À 68 ans, le général en retraite aura fort à faire pour battre la popularité grandissante des deux jeunes figures montantes de l’opposition qui ne se priveront pas d’attaquer le bilan de huit ans de cet ancien chef de l’armée devenu Premier ministre par un putsch.
"Je suis content d'avoir construit quelque chose de bien, généré des revenus pour le pays, construit une industrie. Il y a eu beaucoup d'investissements", a déclaré Prayuth Chan-O-Cha.
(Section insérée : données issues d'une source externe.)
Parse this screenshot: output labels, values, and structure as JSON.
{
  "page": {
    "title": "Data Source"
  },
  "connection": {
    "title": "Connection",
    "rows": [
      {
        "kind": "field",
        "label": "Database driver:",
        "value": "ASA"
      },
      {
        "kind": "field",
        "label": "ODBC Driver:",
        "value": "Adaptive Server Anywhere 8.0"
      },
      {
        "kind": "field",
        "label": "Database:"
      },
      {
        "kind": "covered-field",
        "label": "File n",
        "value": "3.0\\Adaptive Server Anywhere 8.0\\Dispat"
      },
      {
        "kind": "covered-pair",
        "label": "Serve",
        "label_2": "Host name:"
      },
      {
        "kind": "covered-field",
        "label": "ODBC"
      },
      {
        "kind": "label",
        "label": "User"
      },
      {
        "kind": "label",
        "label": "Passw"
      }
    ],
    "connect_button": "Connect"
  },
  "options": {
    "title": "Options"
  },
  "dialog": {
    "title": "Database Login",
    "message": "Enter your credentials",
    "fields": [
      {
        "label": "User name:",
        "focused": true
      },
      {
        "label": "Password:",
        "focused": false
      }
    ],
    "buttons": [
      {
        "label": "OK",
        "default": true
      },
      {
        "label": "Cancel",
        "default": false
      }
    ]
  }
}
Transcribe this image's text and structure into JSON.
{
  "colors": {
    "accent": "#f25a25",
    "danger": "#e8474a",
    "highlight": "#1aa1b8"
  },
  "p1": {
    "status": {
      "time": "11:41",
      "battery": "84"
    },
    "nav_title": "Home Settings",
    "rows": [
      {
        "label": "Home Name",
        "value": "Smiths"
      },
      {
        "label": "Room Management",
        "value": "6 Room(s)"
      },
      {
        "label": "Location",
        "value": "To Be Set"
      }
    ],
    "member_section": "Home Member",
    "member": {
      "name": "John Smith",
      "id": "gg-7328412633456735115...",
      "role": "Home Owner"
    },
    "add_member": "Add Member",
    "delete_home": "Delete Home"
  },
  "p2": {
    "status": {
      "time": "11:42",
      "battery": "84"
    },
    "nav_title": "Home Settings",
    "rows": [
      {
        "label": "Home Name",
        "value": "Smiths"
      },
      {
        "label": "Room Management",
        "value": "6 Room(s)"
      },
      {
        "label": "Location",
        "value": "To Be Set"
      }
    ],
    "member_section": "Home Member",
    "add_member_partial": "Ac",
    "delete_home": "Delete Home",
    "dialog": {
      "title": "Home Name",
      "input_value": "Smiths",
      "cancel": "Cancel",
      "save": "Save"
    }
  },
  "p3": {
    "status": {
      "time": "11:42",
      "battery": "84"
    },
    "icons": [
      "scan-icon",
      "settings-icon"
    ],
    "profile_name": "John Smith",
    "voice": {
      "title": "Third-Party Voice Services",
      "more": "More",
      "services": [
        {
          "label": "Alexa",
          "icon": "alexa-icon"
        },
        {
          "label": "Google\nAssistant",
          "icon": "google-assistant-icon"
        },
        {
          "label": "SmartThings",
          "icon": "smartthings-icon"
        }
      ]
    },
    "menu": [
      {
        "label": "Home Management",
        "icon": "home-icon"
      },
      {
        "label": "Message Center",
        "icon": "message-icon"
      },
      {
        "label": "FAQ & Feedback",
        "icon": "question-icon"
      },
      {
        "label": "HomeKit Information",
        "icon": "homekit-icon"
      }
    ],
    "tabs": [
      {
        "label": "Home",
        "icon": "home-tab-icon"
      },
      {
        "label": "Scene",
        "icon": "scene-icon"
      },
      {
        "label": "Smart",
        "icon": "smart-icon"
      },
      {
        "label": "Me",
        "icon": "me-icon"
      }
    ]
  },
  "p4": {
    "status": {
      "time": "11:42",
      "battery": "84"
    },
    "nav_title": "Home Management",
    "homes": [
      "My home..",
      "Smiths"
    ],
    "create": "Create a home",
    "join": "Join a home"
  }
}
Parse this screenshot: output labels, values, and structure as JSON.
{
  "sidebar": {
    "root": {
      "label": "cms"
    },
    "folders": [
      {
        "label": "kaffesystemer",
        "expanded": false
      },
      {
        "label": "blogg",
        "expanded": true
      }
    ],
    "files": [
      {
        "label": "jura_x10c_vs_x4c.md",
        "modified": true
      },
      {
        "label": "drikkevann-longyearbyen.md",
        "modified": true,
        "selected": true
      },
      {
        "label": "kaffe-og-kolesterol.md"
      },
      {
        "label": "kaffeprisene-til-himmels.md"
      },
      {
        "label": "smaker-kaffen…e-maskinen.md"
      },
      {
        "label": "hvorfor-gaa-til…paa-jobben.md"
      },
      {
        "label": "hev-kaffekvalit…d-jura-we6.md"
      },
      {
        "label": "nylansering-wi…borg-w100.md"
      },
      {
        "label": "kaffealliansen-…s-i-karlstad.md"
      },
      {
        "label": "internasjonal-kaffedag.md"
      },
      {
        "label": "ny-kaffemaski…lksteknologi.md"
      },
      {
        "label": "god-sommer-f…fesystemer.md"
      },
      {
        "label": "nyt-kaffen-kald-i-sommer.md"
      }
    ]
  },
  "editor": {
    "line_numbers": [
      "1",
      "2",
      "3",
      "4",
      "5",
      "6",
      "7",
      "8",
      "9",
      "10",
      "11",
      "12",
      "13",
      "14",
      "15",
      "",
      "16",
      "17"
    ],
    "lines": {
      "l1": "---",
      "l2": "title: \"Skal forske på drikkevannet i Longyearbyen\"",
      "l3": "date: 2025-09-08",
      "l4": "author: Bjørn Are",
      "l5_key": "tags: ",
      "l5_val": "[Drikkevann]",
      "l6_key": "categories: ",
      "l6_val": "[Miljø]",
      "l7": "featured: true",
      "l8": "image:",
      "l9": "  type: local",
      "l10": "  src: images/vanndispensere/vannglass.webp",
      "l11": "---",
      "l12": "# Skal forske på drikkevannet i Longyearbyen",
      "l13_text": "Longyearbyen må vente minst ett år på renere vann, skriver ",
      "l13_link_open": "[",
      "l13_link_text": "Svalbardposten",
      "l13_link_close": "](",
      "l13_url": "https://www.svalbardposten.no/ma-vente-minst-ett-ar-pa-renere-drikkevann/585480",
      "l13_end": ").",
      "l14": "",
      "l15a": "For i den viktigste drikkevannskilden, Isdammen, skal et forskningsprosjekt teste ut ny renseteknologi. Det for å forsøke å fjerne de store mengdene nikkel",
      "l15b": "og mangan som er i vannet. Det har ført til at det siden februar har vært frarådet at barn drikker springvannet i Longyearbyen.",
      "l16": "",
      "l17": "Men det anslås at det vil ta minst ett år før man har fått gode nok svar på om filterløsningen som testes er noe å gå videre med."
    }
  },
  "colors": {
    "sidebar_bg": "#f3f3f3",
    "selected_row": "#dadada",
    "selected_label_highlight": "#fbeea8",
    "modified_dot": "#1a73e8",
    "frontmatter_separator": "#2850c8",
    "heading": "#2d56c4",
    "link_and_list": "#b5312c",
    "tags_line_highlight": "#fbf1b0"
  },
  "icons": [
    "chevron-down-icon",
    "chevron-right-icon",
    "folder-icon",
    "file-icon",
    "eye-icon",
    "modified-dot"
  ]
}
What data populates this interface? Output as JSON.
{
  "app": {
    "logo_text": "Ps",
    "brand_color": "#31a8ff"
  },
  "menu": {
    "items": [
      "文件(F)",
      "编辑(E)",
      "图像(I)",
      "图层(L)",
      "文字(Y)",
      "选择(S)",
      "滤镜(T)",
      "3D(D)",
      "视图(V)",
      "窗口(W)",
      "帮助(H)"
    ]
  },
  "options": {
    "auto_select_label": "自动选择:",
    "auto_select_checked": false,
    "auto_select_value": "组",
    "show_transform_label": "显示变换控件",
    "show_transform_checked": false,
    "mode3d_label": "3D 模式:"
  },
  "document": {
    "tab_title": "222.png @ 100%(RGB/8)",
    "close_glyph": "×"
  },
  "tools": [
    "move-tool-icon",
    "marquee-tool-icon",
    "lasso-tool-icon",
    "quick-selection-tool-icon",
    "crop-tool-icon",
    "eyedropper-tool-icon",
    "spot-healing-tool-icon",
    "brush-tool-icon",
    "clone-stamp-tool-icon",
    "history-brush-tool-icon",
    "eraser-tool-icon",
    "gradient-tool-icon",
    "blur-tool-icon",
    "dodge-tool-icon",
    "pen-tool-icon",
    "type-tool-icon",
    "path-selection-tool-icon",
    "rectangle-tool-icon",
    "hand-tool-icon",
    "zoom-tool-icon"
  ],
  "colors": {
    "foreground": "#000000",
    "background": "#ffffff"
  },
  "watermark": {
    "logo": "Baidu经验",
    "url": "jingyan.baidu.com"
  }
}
"Il faut demander aux gens s'ils sont satisfaits ou non... J'ai fait beaucoup au cours des nombreuses années qui se sont écoulées."
Le Pheu Thai doit gagner par une large majorité
Le dernier sondage NIDA, réalisé auprès de 2.000 personnes en âge de voter a également montré que près de 50% d’entre elles étaient prêtes à choisir des candidats du Pheu Thai.
Srettha Thavisin, magnat de l'immobilier et conseiller principal du Pheu Thai qui a fait campagne aux côtés de Paetongtarn, a déclaré que la dissolution du Parlement était un "tournant" pour la Thaïlande.
"Je voudrais inviter tout le monde à examiner les programmes, les positions et les idéologies de tous les partis pour trouver celle qui fera que votre vision du pays idéal devienne une réalité, pour faire avancer la nation et améliorer les vies", a-t-il déclaré sur Twitter.
Paetongtarn s'est dite vendredi confiante que son parti remportera une victoire écrasante qui permettra d'éviter toute manœuvre politique contre lui. Lors des élections de 2019, le Pheu Thai avait recueilli le plus grand nombre de votes mais n'avait pu former de gouvernement au profit du camp des putschistes et de sa coalition de 17 partis.
Prayuth Chan-O-Cha dirigera un gouvernement intérimaire jusqu’à la nomination du prochain à l'issue des élections.